Hi Chris,
Thanks for your suggestions: I think we are getting closer. However:
Also, whilst you are hunting elephants, SQL has both % and ? wildcards: % is any sequence of characters inlcuding the empty string and ? is precicely one character. So foo??bar would match fooABbar but not fooCDEbar and not fooFbar.
Any chance you could bend Magma's indices into managing expressions with a fixed number of ?s (e.g. ?foo????bar??baz???)
Yes, there are several ways to do this but here's one. A new index type that simply indexes a unique value for each character at a particular position. Returning to the previous example, an object whose #familyName attribute is "fredfoon tobart", this index type would to index the object at the following values:
(256 * 1) + $f asciiValue (256 * 2) + $r asciiValue (256 * 3) + $e asciiValue (256 * 4) + $d asciiValue (256 * 5) + $f asciiValue (256 * 6) + $o asciiValue (256 * 7) + $o asciiValue (256 * 8) + $n asciiValue (256 * 9) + Character space asciiValue (256 * 10) + $t asciiValue (256 * 11) + $o asciiValue (256 * 12) + $b asciiValue (256 * 13) + $a asciiValue (256 * 14) + $r asciiValue (256 * 15) + $t asciiValue
Then, whenever a single-character-matching string is specified, every character other than the question-marks becomes a conjunction in the query. If the user is searching:
where: [ : p | p familyName like: '????foon toba??' ]

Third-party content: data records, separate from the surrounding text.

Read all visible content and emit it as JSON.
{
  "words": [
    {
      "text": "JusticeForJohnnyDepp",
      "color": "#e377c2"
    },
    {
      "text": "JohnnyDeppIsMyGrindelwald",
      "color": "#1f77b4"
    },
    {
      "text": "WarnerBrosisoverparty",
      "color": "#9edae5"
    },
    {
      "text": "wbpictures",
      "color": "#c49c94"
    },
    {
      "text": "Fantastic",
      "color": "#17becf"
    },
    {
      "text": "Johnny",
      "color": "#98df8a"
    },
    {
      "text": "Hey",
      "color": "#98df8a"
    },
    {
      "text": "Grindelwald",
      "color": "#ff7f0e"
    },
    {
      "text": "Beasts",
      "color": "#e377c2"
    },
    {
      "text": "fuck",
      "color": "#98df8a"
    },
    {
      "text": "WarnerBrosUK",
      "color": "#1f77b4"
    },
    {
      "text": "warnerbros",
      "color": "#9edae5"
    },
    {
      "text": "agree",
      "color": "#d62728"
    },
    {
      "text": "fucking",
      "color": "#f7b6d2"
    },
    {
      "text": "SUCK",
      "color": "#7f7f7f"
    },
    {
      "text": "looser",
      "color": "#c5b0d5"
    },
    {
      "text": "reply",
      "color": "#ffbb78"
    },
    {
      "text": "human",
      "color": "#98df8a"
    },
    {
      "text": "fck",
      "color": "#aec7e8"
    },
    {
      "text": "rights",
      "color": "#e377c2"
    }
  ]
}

then it would have to be parsed into the following regular clause:
(familyName = ((256*5) + $f asciiValue) & (familyName = ((256*6) + $o asciiValue) & (familyName = ((256*7) + $o asciiValue) & (familyName = ((256*8) + Character space asciiValue) & (familyName = ((256*9) + $t asciiValue) & (familyName = ((256*10) + $o asciiValue) & (familyName = ((256*11) + $b asciiValue) & (familyName = ((256*12) + $a asciiValue)
Notice the question marks are the ones on which we are not qualifying, so any value can be placed in positions 1-4 and 13-14.
Note: SQL actually uses '_' not '?' for a single wild character. Sorry: I continue to use '?' in this thread for consistency.
This all works except for expressions of the form: '???' i.e. where we are searching for all strings with exactly three characters. I have yet to think of how to include this boundary condition except that we could additionally index on the size of the strings. In this case the MaHashIndex would include a record with key = 3 and values = 'all string of length three'.
Finally, we also need to support expressions like '%foo%bar?b??t?'. I am hoping your earlier suggestions on searching for %'s can be merged into the same index as the ?s.
Any ideas ?
Brent